Ninestar Corporation(002180) plans to implement two equity incentives to promote the long-term development of the company

\u3000\u3 China Vanke Co.Ltd(000002) 180 Ninestar Corporation(002180) )

Core view

The company plans to implement two equity incentives: 1) the listed company plans to issue 5.365 million restricted shares, of which nearly 5.13 million shares are granted to 464 employees at 24.82 yuan per share for the first time, with a total amortization cost of 130 million yuan (calculated based on the closing price on February 25 as the fair value forecast). The company level performance assessment requires that the proportion of 100% lifting the restriction on sales in 22-24 years is 60%, 116% and 196% respectively compared with the net profit in 21 years. Assuming that the net profit in 21 years is the lowest 1.11 billion yuan in the company’s performance forecast, the net profit in 22-24 years is at least about 1.78 billion yuan, 2.40 billion yuan and 3.29 billion yuan respectively. From the perspective of business comparability, based on the minimum 1.45 billion yuan of 100% consolidation and chart preparation in the whole year of 21 years, the growth rates in 22-24 years are 22%, 35% and 37% respectively, showing a rapid growth trend year by year. We believe that this reflects the uniqueness of the company’s business: with the growth of Bento printer ownership, the growth of selenium drum consumables sales with high gross margin will accelerate the growth of the company’s profit. 2) The listed company plans to transfer the 2.07% equity of aipaike to aipaike employee stock ownership platform, with the grant price of 32 yuan / unit of registered capital, and the incentive objects to be granted for the first time shall not exceed 300 people. The company is expected to lock in two long-term core interests of the company through incentives.
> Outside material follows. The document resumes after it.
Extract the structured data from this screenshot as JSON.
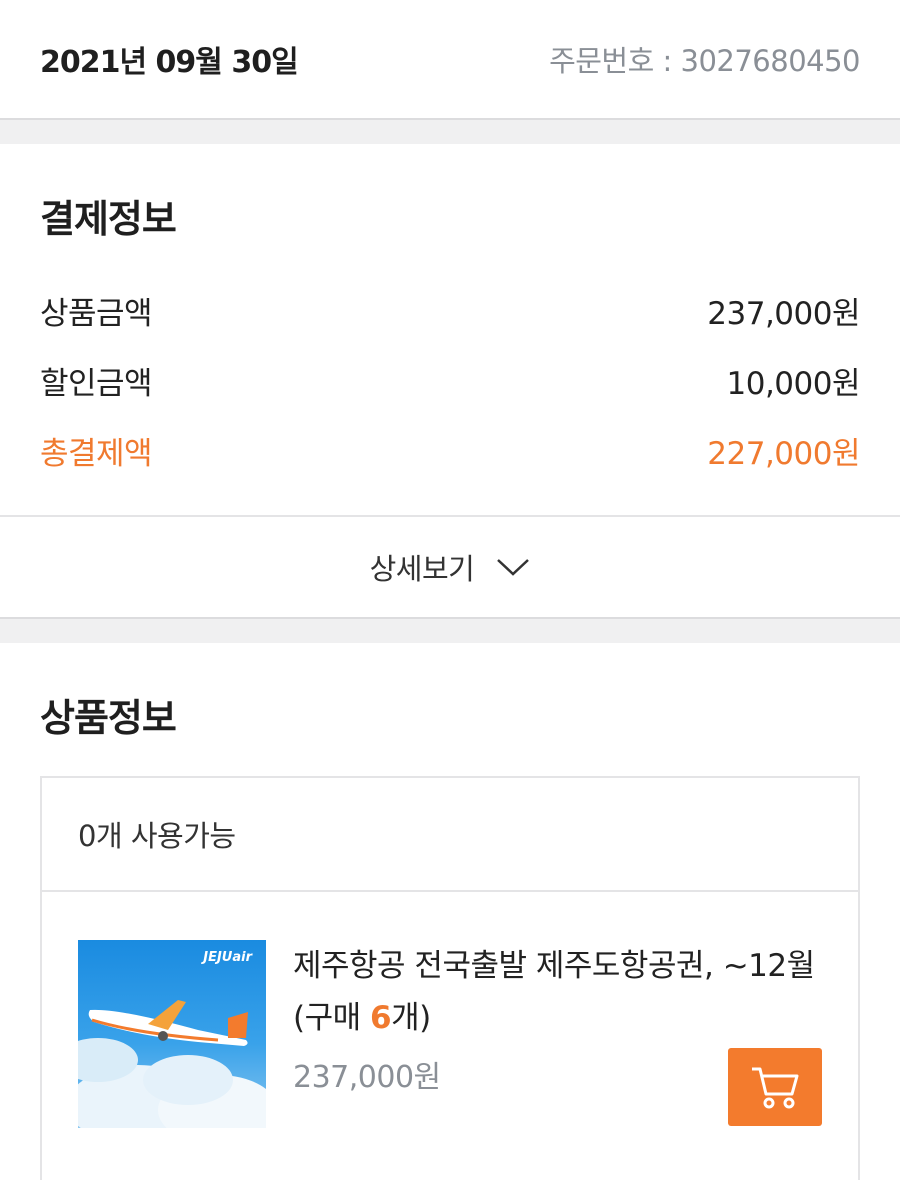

Bento’s products are highly competitive and have sustained high growth: the company estimates that Bento’s revenue has increased by more than 70% to about 3.9 billion yuan in 21 years, and its net profit has increased by more than 130% to about 680 million yuan. Bento has further expanded its product lines of A4 color laser printer and A4 medium and high-speed black-and-white laser printer, and the enrichment of high-end product lines is also expected to improve the company’s profitability. The company plans to invest 5 billion yuan to build a production base, regional headquarters and R & D center with an annual output of 2 million printers and supporting consumables in Hefei, so as to help the company hit the goal of 25% of the global laser printer market share within five years.

Accelerate the development of chip business: aipaike, a subsidiary, has formed upstream and downstream collaboration similar to Huawei and Hisilicon in printing chips, with a revenue of more than 1.4 billion yuan and a net profit of about 680 million yuan in 21 years. The 21-year revenue of Jihai, a subsidiary of aipaike that focuses on non printing chips, is about 300 million yuan. It actively expands the applications of new energy, industrial control and automobile, and supplies KONE elevator, Huichuan, SAIC Wuling, Xiaopeng and Great Wall in batches. Jihai expects to carry out aecq100 vehicle regulation certification of several 32-bit MCU in the first half of the year, and smoothly promote iso26262 vehicle functional safety system certification and new product research and development. The company plans to invest 2.2 billion yuan to build Shanghai Lingang Holdings Co.Ltd(600848) chip R & D project, with 1 Yihua Healthcare Co.Ltd(000150) 0 people. The products include high-end industrial general MCU / MPU, high-end automotive general MCU / MPU, industrial general signal chain data processing chip and embedded CPU, high-end printer master SOC, and the annual revenue is expected to reach 1-2 billion yuan.

Profit forecast and investment suggestions

We predict that the company’s earnings per share in 21-23 years will be 0.79/1.45/1.99 yuan respectively, maintaining 45 times the valuation level of comparable companies in 22 years, and the corresponding target price is 65.23 yuan, maintaining the buy rating.

Risk tips

Goodwill impairment risk; Industry demand is less than expected; The risk of M & a falling short of expectations; Exchange gain / loss risk.